Women on the run
Sweat and tears raise money to fight breast cancer during the Susan G. Komen Race for the Cure
The first year the local chapter of the Susan G. Komen Foundation started operating in Reno, Elaine Smith and a friend ran the 5K to support her friend’s mother.
“That was the first person I’d met that had breast cancer,” she says. “The next year, I was a survivor.”
Smith became the team captain for her On With Life support group. But come race day this year on Oct. 7, Smith—the proud mom of a 7-month-old boy—won’t be running. But she’ll still be there to volunteer in the Survivor’s Café.
“Once upon a time, I could introduce myself without an illness or recovery date attached to my name,” says Smith. “Cancer changed that. It changed me, too.”
Smith was diagnosed in 2001 at age 32 and then again in 2004. She had no family history of the disease, and she lived an active, healthy lifestyle. Like so many women, Smith was devastated when she discovered she had the disease. Be it in her role as a wife or a flight attendant, daughter or golfer, her reality had changed with just one doctor’s visit.
“For me, it was just a little bit easier because of my husband,” says Smith. “He’s been really supportive, and it’s made a huge difference. But you’re definitely scared that your cancer is going to come back again.”
Between the mastectomy in the first case and chemotherapy in the second, her body had won the battle against the cancer. But Smith needed a deeper healing, beyond physical: “I needed the mental healing that comes with talking with others who have fought the same fight.”
She joined a small, local support group for breast cancer survivors, and over the past few years has become a vocal and active member of the community and of the Susan G. Komen Foundation, Nevada’s largest organization dedicated to helping women fight breast cancer.
This year, the Susan G. Komen Breast Cancer Foundation celebrates its 25th anniversary and changes its name to Susan G. Komen for the Cure.

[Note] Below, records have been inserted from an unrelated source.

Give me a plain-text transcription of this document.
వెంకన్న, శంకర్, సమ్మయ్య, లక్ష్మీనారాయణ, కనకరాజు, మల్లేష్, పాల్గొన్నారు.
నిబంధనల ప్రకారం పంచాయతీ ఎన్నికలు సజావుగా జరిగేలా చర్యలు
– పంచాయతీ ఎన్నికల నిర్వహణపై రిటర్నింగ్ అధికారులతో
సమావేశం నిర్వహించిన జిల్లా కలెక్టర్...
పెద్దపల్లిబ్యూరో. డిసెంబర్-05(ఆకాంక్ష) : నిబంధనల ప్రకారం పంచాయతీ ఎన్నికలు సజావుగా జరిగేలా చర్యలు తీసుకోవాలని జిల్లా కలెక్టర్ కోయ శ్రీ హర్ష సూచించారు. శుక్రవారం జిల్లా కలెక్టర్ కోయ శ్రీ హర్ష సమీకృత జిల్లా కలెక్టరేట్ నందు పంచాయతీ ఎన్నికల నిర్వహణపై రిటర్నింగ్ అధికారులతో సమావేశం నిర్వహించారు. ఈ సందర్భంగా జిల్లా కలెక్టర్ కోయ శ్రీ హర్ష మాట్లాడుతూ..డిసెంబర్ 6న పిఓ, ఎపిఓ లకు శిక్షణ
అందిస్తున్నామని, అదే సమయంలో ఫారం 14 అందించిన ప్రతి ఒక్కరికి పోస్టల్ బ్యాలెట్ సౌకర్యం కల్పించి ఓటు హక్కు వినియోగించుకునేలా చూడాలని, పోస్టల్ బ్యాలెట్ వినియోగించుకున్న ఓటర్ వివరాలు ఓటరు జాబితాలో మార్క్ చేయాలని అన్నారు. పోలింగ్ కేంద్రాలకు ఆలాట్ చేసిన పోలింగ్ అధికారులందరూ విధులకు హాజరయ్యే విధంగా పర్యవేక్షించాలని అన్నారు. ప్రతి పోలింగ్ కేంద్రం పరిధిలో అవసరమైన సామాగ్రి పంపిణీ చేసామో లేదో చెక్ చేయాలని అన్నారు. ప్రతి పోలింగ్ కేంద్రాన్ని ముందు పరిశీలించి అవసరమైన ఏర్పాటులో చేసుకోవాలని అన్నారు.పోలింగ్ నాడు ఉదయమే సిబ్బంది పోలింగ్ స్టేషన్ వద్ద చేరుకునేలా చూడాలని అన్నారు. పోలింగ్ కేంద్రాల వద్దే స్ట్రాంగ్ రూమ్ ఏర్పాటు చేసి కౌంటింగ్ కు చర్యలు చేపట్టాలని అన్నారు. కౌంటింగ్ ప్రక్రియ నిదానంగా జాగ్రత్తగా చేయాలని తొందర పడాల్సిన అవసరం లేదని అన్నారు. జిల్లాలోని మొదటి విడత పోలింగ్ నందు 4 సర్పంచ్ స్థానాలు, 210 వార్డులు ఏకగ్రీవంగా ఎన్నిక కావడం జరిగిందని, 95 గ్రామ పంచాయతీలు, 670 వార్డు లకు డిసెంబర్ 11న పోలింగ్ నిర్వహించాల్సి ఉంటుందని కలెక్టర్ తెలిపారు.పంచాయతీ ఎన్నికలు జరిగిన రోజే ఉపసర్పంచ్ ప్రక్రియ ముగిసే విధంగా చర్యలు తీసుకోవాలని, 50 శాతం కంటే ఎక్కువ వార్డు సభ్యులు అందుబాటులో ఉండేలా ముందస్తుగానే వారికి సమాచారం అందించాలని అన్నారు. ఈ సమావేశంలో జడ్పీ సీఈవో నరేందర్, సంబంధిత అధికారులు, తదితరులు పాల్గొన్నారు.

The new name reflects a renewed and redoubled effort to not just help those already diagnosed with breast cancer, but also to fund research to find a cure.
Sally de Lipkau was a founding member of the Northern Nevada affiliate and is also a two-time breast cancer survivor.
“I was so lucky to have been detected early,” she says. “I am passionate about spreading the word and supporting those struggling with this disease.”
While 25 percent of all Komen proceeds heads to its national group for research, “75 percent of the money we raise stays in Northern Nevada,” says de Lipkau. Since 2000, more than $1 million has been granted to local programs that aid underserved women in their struggle to fight breast cancer and help to educate women about self-exams.
For 2007-2008 alone, Komen Northern Nevada has provided funding to 13 agencies “providing clinical breast exams, mammograms, ultrasound, follow-up treatment, grocery cards, transportation and lodging costs, insurance co-pays, prescription assistance, educational programs, camisoles, prostheses and lymphedema sleeves,” says de Lipkau.
One of the most visible ways Komen raises these funds is through the annual Race for the Cure. Held at IGT in Reno, this will be the ninth year for the race in Northern Nevada, and more than 4,000 participants are expected. At $30 per person for registration, that puts the organization just a bit closer to their goal of raising another $1 billion in the next 10 years and finding a cure.